去京城时,李西京和她说,要替李长安好好地看看这未来的弟妹是什么样,最好是个能让李长安服管的。
后来见着了黛玉,知书达理,一身书卷气,却又带着一股倔劲儿,李西京说,这就对了,只有骨子里藏着一股韧劲儿的人,才能入得了李长安的眼。

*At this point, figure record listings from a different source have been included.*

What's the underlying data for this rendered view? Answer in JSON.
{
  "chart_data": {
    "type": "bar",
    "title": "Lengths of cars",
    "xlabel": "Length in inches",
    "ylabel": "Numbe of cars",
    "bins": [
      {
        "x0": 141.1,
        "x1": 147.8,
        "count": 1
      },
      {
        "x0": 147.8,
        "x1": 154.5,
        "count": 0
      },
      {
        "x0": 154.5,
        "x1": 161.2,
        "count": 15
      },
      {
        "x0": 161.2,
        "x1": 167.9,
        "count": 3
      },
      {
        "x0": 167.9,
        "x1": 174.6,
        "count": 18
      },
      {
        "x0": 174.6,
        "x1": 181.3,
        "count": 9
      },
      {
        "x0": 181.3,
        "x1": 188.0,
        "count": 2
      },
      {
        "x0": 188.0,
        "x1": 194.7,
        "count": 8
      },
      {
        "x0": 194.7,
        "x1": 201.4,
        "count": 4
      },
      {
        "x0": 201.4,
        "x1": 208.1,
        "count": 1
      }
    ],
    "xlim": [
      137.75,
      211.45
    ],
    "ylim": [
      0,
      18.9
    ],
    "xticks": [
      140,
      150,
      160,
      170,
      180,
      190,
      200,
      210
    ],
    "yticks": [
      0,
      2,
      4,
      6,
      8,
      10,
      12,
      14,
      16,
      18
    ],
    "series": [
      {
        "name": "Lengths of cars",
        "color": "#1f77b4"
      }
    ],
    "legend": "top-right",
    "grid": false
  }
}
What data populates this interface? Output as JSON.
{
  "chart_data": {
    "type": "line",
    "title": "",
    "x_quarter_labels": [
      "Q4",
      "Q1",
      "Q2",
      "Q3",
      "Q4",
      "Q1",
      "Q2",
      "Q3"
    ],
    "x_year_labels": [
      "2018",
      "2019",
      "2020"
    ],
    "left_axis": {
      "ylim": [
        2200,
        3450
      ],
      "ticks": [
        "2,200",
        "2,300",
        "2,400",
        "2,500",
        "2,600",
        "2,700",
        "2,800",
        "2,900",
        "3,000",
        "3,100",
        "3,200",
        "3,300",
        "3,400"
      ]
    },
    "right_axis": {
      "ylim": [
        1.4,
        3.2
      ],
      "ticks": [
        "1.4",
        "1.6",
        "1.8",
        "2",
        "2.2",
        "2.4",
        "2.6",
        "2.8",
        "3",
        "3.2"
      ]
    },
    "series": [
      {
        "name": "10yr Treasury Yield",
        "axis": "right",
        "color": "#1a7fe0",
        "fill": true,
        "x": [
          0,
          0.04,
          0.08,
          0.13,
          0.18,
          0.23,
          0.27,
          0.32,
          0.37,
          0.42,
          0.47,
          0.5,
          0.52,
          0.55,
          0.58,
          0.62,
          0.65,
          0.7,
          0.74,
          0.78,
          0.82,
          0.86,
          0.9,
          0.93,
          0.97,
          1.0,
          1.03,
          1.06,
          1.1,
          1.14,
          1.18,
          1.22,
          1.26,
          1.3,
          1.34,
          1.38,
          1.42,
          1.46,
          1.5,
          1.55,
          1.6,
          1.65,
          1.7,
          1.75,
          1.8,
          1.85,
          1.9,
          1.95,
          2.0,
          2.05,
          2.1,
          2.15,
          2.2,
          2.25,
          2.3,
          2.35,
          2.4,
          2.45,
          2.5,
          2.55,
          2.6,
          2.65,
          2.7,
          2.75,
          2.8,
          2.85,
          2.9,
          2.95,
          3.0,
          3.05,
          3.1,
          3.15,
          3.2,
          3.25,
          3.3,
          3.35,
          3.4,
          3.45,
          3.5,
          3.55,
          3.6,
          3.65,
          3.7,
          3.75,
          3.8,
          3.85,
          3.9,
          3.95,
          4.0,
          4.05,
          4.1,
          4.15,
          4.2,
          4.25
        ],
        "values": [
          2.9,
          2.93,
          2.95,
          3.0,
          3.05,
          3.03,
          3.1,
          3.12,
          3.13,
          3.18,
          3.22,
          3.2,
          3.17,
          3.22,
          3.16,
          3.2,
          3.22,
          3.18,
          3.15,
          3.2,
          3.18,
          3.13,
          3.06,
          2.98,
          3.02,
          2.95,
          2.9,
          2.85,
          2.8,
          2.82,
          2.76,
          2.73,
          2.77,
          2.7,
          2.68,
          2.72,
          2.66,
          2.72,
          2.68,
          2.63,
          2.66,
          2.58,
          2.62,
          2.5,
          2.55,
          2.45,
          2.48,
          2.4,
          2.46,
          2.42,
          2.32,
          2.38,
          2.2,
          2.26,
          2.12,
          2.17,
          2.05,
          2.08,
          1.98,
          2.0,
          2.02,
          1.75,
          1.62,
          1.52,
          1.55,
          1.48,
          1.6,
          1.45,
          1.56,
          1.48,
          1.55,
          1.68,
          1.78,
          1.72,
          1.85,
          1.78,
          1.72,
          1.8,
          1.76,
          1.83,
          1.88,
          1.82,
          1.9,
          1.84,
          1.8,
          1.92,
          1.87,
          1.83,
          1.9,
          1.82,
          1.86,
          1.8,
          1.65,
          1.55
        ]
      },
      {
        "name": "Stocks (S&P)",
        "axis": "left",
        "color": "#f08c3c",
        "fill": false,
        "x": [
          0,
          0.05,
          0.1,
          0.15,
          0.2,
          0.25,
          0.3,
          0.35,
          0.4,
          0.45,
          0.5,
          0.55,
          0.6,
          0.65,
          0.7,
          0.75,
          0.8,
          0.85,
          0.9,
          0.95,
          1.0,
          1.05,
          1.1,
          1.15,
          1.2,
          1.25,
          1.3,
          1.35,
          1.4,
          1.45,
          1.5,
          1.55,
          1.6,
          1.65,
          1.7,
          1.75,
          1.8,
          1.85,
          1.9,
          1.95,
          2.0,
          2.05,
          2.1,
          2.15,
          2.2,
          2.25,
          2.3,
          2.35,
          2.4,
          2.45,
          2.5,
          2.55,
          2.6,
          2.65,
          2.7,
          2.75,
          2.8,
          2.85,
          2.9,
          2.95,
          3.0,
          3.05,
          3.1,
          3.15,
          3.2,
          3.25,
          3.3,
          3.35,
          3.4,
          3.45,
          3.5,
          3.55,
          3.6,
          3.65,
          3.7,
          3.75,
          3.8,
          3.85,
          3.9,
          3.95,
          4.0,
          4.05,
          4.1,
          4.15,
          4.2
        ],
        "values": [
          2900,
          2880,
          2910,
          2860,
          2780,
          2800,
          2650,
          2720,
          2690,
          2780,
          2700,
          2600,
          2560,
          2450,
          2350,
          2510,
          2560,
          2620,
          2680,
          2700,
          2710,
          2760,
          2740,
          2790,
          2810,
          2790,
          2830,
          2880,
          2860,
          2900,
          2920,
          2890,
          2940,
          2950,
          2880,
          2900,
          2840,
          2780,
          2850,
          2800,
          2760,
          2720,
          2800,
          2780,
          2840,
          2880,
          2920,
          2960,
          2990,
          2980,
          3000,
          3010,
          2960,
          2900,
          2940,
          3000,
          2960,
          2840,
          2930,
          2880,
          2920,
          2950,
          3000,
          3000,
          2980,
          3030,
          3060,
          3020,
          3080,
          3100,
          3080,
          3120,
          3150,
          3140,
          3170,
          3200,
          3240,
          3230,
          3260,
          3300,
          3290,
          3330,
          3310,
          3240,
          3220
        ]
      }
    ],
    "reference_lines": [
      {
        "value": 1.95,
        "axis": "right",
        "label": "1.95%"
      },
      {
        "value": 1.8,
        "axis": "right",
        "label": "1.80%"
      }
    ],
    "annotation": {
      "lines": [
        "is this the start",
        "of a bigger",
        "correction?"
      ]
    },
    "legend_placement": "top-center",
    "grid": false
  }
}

等到离开的时候,李长安特地问她要了一张方子,说是给黛玉的。
“娘亲,爹是不是不会醒了?”
跪在灵前的李长安听到这句话,身形微晃,从回来后一直藏在眼里的情绪,一瞬间崩塌。
李西京是李长安的兄长,可在感情上,也许更像是长辈,一个包容、慈爱的长辈。
李长安的任性,在李西京眼里不过是小孩闹脾气,从来都是由着他来,毕竟,他是哥哥。
众人散去,灵堂里只剩下李长安和黛玉。
黛玉手中拿着冥纸,火盆里已经堆积了不少烧过的冥纸,一张一张往里放,余光留意着李长安的动作。
李长安一定很难过。
“我爹走的时候,我记得我从京城回来,连最后一面都没见到,那个时候,望着两块冷硬的石碑,我就想,往后这家里再无人等着我回来了。”
语气很轻,轻到火盆里烧纸的声音都能轻松掩去黛玉的说话声音。
那个时候,黛玉就想,往后在扬州,她再无什么可以向往的,也再无什么可以留恋的。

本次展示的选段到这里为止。